The question pierced the silence, but only for a moment. The quiet which it received in return was an all too stark reminder that not only did no one know whether a game would be played, but no one had any control over the situation either. The future may have already abandoned them, but these Yankees would have to wait hours to find out.
The room felt cold. Teammates huddled near one of the corners, futilely trying to keep a fire kindled with spare rolexes. And Kindles.
"You know those aren't flammable, right?"
Not right. Well right, but no one would admit it. Everybody hates that guy anyway. Phil Hughes ripped out the latest William Kristol opinion piece and tossed the rest of his Weekly Standard into the flames. Derek Jeter discussed his prognosis with team medical personnel. His leg was fine he assured them. Fine enough to kill anybody who comes near it, or who suggests he take a day off. Everybody hates rain.
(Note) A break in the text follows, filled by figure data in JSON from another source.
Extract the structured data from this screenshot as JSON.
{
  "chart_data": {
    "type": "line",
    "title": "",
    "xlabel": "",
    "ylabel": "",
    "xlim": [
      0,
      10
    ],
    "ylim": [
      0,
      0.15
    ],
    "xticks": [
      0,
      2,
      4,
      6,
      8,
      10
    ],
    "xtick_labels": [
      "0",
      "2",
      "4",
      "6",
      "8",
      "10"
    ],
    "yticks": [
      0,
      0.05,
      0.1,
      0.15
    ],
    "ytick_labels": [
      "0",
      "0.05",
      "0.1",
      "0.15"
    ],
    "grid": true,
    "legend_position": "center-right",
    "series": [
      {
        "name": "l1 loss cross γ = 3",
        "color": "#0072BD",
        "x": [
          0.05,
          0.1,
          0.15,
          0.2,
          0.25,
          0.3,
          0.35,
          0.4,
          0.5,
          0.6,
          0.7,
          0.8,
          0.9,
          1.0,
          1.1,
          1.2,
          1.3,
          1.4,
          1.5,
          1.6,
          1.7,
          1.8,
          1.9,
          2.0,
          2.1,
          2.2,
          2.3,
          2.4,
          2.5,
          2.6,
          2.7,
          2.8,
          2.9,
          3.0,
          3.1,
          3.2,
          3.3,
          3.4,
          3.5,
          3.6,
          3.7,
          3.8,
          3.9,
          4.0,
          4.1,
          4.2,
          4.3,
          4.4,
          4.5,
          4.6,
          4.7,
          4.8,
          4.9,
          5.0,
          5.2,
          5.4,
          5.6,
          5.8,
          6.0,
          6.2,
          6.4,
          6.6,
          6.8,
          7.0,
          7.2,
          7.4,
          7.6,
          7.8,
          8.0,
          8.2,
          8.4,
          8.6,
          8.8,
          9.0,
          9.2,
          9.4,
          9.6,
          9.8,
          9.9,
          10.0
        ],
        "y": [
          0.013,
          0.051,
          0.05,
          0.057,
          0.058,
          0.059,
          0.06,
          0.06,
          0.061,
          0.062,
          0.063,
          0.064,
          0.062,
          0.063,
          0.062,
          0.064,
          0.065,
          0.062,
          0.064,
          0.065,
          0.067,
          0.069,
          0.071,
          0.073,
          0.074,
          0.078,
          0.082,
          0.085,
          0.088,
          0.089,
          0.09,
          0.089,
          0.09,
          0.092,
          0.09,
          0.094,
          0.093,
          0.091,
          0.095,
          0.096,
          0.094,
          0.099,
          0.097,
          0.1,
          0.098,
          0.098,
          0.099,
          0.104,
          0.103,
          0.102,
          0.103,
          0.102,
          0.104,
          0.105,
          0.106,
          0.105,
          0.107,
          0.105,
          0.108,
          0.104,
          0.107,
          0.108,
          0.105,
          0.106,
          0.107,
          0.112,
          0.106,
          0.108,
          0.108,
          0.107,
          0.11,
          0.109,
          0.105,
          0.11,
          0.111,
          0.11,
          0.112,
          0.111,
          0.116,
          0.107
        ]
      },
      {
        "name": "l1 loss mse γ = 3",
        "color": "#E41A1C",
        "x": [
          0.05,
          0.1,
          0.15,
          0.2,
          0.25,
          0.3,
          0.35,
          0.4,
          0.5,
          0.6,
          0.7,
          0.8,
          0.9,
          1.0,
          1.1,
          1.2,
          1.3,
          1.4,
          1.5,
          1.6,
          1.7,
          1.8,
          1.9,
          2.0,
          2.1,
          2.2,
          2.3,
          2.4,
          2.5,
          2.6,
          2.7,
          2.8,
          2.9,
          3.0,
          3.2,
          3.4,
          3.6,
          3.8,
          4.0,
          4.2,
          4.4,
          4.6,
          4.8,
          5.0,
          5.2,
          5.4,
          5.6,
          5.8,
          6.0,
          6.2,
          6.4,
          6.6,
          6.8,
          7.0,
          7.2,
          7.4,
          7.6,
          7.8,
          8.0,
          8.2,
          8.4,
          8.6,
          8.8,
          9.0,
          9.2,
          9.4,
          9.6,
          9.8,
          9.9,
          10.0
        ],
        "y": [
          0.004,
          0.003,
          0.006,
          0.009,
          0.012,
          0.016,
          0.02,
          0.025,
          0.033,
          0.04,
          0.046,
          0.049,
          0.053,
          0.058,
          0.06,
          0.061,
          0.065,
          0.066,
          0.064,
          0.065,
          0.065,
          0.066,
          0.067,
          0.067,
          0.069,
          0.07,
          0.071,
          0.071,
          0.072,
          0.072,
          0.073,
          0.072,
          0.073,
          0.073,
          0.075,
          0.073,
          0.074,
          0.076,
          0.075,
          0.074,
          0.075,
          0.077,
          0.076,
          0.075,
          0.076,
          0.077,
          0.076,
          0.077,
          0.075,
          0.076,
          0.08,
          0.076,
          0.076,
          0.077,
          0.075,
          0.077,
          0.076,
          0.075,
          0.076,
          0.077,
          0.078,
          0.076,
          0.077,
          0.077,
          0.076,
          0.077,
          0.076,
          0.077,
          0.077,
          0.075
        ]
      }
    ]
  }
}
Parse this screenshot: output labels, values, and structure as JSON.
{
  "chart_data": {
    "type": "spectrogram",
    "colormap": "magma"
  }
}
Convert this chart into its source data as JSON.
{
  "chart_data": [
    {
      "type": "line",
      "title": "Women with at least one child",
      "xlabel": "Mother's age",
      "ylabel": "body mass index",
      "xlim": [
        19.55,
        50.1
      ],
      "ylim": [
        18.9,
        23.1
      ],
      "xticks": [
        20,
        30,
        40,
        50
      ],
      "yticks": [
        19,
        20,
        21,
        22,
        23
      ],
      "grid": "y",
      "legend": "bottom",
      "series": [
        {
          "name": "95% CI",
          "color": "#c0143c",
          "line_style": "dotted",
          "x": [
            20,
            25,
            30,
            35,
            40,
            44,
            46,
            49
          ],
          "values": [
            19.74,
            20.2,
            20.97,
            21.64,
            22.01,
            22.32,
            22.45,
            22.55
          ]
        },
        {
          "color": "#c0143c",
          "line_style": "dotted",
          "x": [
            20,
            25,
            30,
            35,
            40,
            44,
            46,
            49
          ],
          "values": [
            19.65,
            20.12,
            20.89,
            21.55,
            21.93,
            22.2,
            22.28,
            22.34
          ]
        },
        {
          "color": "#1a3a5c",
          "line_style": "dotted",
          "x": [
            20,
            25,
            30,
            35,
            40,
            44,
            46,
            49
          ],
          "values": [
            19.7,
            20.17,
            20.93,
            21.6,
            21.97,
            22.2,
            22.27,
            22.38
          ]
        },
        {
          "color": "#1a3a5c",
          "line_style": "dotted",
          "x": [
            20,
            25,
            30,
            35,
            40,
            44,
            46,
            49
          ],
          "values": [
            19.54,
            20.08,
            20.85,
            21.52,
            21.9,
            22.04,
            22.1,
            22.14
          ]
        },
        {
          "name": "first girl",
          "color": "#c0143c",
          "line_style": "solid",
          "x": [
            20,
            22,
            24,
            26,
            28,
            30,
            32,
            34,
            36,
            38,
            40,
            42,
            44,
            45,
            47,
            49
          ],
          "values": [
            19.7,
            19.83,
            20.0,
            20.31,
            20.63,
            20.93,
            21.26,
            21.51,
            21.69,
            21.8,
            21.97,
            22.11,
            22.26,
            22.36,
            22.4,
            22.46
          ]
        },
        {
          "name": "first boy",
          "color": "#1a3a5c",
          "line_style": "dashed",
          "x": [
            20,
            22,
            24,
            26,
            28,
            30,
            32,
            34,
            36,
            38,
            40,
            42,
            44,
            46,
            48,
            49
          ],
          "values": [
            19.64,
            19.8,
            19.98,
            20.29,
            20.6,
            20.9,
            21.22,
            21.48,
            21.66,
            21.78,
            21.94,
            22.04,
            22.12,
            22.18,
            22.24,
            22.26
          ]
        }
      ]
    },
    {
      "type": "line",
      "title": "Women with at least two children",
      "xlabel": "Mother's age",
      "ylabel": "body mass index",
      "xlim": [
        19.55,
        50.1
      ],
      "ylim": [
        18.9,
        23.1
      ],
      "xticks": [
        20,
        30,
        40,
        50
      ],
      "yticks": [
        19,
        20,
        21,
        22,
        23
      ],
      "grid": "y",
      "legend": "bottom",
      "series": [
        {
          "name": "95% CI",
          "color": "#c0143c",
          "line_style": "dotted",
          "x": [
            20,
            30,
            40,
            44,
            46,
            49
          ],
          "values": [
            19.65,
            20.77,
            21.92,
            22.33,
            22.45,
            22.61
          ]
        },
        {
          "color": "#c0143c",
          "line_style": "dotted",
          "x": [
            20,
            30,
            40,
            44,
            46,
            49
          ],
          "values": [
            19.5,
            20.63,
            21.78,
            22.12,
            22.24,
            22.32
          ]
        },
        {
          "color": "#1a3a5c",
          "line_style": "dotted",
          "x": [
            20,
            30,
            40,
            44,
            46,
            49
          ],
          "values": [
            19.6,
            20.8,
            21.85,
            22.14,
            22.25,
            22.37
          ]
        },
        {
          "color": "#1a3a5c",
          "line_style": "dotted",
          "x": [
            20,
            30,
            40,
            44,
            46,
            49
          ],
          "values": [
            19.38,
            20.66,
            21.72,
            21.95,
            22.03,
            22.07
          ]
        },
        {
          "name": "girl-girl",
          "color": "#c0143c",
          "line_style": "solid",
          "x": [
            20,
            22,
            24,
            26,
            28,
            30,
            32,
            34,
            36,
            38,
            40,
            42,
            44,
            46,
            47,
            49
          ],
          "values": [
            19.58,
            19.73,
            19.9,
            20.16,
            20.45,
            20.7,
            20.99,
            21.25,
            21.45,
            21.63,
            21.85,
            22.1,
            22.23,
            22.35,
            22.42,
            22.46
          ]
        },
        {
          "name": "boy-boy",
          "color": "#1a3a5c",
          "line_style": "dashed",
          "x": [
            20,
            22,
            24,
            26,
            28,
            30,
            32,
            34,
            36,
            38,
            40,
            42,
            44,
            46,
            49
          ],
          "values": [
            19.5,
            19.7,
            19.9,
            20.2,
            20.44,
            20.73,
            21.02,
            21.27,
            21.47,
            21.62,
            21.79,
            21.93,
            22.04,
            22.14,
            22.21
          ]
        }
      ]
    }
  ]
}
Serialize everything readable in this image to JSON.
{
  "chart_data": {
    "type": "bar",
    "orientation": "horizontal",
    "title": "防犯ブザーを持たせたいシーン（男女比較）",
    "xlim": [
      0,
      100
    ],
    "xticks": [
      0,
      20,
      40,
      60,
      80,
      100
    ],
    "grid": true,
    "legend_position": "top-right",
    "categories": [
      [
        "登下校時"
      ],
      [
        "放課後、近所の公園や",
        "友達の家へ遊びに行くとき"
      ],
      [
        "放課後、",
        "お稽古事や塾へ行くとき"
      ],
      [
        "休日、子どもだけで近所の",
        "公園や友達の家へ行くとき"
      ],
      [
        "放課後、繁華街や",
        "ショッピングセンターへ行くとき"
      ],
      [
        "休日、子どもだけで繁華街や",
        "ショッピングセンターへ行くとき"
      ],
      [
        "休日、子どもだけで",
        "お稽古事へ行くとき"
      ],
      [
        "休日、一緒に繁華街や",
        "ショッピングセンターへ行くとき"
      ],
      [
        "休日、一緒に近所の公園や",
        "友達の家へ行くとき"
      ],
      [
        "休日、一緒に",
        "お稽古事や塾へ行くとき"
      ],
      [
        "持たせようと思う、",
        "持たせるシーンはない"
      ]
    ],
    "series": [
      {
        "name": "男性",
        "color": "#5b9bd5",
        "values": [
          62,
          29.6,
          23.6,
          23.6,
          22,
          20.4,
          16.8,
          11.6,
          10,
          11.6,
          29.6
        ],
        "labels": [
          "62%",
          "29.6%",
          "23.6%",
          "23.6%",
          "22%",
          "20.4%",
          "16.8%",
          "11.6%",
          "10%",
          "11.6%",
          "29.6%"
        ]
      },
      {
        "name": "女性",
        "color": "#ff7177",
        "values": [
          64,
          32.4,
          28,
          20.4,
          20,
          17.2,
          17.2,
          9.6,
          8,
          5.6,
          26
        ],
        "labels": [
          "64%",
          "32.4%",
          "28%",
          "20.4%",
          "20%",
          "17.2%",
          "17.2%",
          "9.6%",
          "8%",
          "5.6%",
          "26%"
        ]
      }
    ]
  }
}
Girardi, sensing that his team was losing its collective grip on reality, tried to pull them back from the brink.
"Man, tomorrow sure is going to be a nice day!"
The intensity of the glares suggested strongly that Girardi return to his office. Who could think of tomorrow when it was today that was being stolen from them? What kind of monster would even express such a reminder of the team's current hopelessness?
"That's it, I'm going out there!"
They were all thinking it. But the rain, it wouldn't let up. Drop after drop, the relentless celestial torrent refused to give. Refused to let through even a smattering of daylight. The days were already shorter. This felt like the shortest.
No one was going to brave the elements. Not today. Tough talk aside, a room full of proud, professional athletes, launchers of mammoth home runs and blazing fastballs, had been undone by perhaps the most common meteorological event known to man: rain.